A Holocaust survivor asked if her story will matter. Our AI choices may decide | Opinion
My phone rings, and a Holocaust survivor is on the line. She is 91. She wants to know if her story will still matter when she is gone.
I do not know how to answer that honestly, so I tell her what I know for certain: We are working on it.
Florida is home to approximately 7% of all Holocaust survivors in America, with South Florida holding one of the densest concentrations anywhere in the county; roughly 97% of the state’s survivor population lives in the tri-county area of Miami-Dade, Broward and Palm Beach.
Broward County alone is home to approximately 1,500 survivors. Miami-Dade has been the site of remarkable survivor advocacy: David Schaechter, a Holocaust survivor who co-founded the Holocaust Memorial Miami Beach in 1989 and served as president of the Holocaust Survivors Foundation USA, testified before the United States Senate Special Committee on Aging in April 2025 about the resurgence of antisemitism affecting elderly Jewish Americans, before his death that September at 96.
The memorial he helped build remains one of the most visited in the country, anchoring a community that includes one of the largest populations of elderly survivors in the nation.
Florida is also legally bound to take this seriously.
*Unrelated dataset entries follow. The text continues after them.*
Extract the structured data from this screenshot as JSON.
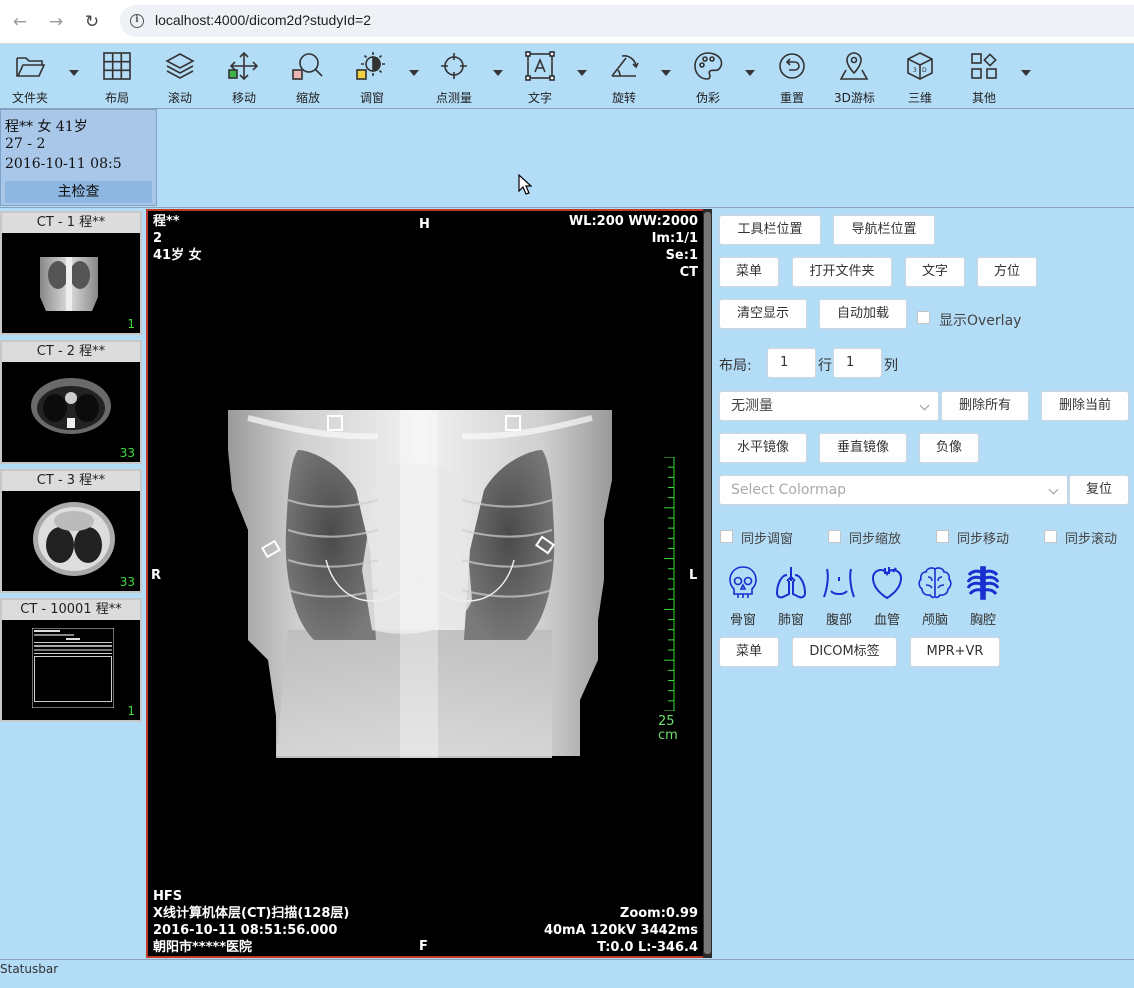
{
  "browser": {
    "url": "localhost:4000/dicom2d?studyId=2",
    "back_icon": "arrow-left",
    "forward_icon": "arrow-right",
    "reload_icon": "reload"
  },
  "toolbar": {
    "items": [
      {
        "label": "文件夹",
        "icon": "folder-open",
        "dropdown": true
      },
      {
        "label": "布局",
        "icon": "grid"
      },
      {
        "label": "滚动",
        "icon": "layers"
      },
      {
        "label": "移动",
        "icon": "move-arrows"
      },
      {
        "label": "缩放",
        "icon": "zoom"
      },
      {
        "label": "调窗",
        "icon": "window-level",
        "dropdown": true
      },
      {
        "label": "点测量",
        "icon": "crosshair",
        "dropdown": true
      },
      {
        "label": "文字",
        "icon": "text-box",
        "dropdown": true
      },
      {
        "label": "旋转",
        "icon": "rotate-angle",
        "dropdown": true
      },
      {
        "label": "伪彩",
        "icon": "palette",
        "dropdown": true
      },
      {
        "label": "重置",
        "icon": "reset"
      },
      {
        "label": "3D游标",
        "icon": "map-pin"
      },
      {
        "label": "三维",
        "icon": "3d-cube"
      },
      {
        "label": "其他",
        "icon": "apps",
        "dropdown": true
      }
    ]
  },
  "study": {
    "name_line": "程** 女  41岁",
    "id_line": "27 - 2",
    "datetime_line": "2016-10-11 08:5",
    "main_label": "主检查"
  },
  "series": [
    {
      "title": "CT - 1 程**",
      "count": "1"
    },
    {
      "title": "CT - 2 程**",
      "count": "33"
    },
    {
      "title": "CT - 3 程**",
      "count": "33"
    },
    {
      "title": "CT - 10001 程**",
      "count": "1"
    }
  ],
  "viewer": {
    "top_left": [
      "程**",
      "2",
      "41岁 女"
    ],
    "top_right": [
      "WL:200 WW:2000",
      "Im:1/1",
      "Se:1",
      "CT"
    ],
    "bottom_left": [
      "HFS",
      "X线计算机体层(CT)扫描(128层)",
      "2016-10-11 08:51:56.000",
      "朝阳市*****医院"
    ],
    "bottom_right": [
      "Zoom:0.99",
      "40mA 120kV 3442ms",
      "T:0.0 L:-346.4"
    ],
    "orient_top": "H",
    "orient_bottom": "F",
    "orient_left": "R",
    "orient_right": "L",
    "ruler_value": "25",
    "ruler_unit": "cm",
    "ruler_color": "#3cdc3c",
    "border_color": "#c0392b"
  },
  "panel": {
    "buttons_row1": [
      "工具栏位置",
      "导航栏位置"
    ],
    "buttons_row2": [
      "菜单",
      "打开文件夹",
      "文字",
      "方位"
    ],
    "buttons_row3": [
      "清空显示",
      "自动加载"
    ],
    "overlay_label": "显示Overlay",
    "layout_label": "布局:",
    "rows_value": "1",
    "rows_unit": "行",
    "cols_value": "1",
    "cols_unit": "列",
    "measure_select": "无测量",
    "delete_all": "删除所有",
    "delete_current": "删除当前",
    "buttons_row6": [
      "水平镜像",
      "垂直镜像",
      "负像"
    ],
    "colormap_placeholder": "Select Colormap",
    "reset_label": "复位",
    "sync": [
      "同步调窗",
      "同步缩放",
      "同步移动",
      "同步滚动"
    ],
    "presets": [
      {
        "label": "骨窗",
        "icon": "skull"
      },
      {
        "label": "肺窗",
        "icon": "lungs"
      },
      {
        "label": "腹部",
        "icon": "abdomen"
      },
      {
        "label": "血管",
        "icon": "heart"
      },
      {
        "label": "颅脑",
        "icon": "brain"
      },
      {
        "label": "胸腔",
        "icon": "ribcage"
      }
    ],
    "preset_color": "#1a2fd0",
    "buttons_last": [
      "菜单",
      "DICOM标签",
      "MPR+VR"
    ]
  },
  "statusbar": "Statusbar"
}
In 1994, the state passed the Holocaust Education Bill, requiring every school district to incorporate Holocaust instruction, framed around understanding the ramifications of prejudice, nurturing democratic values and building tolerant citizens. That law was written when survivors were still plentiful in Florida classrooms.
Now they are fewer, and the tools entering those classrooms are more powerful and less accountable.
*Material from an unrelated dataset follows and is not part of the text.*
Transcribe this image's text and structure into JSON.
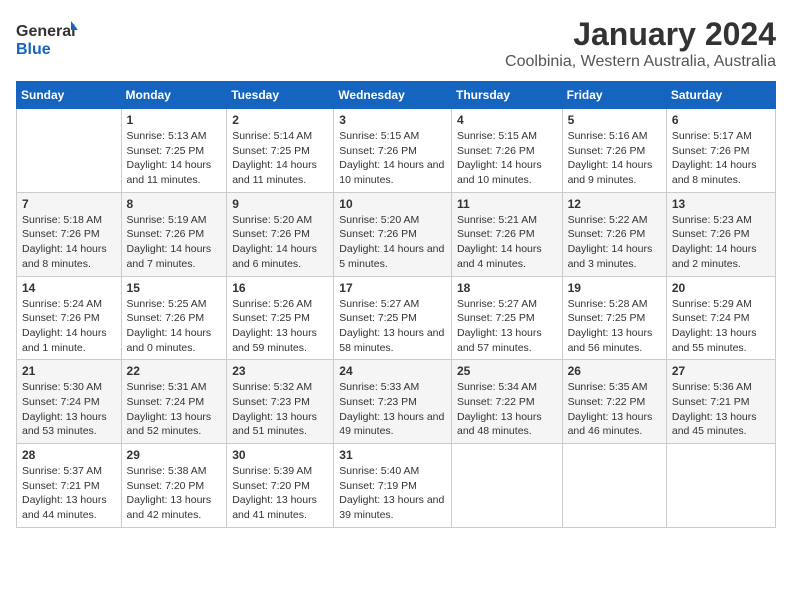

At a recent South Florida gathering on Holocaust Survivor Day, survivor Willy Lipschutz described the rising antisemitism he witnesses today: “I feel that I am about to die, and I am experiencing the same horrible situation I experienced as a baby. Antisemitism is growing. It’s growing. It’s growing.” These are not abstract fears. They come from people who have seen where indifference leads.
While leading The Blue Card, I have led the development of a hologram program featuring Sonia Warshawski, a Holocaust survivor whose testimony has been preserved and made interactive for students. When a student asks her a question, and she responds in her own words, the room goes quiet in a particular way. Something real is happening. But what makes it real is precisely what makes it different from so much of what is being built right now: the system does not generate. It retrieves. If Sonia never said something, the system does not say it for her. It pauses. It stops.
That silence is not a limitation. That is the whole point. We are not talking about getting a few facts wrong. We are talking about fabricating witnesses, building systems that speak in the voices of people who survived genocide and putting invented words in those voices because the technology can, because it sounds right. The road to that outcome is paved with good intentions and not enough caution.
Miami has the survivors to consult. It has the memorial, the institutions and the community infrastructure. What it needs from those building educational technology is the discipline to hold the line, to treat the gaps in survivor testimony not as problems to solve with prediction but as facts to honor with silence.
Survivors chose their words deliberately. That choosing is part of the testimony. A system that completes their sentences is not preserving memory. It is replacing it with something more convenient and less true.
The survivor on the phone wants to know if her story will matter. In Miami, where witnesses are still alive to be asked that question directly, what we build right now is the answer.
Masha Pearl is the executive director of The Blue Card, a nonprofit that supports Holocaust survivors in the U.S.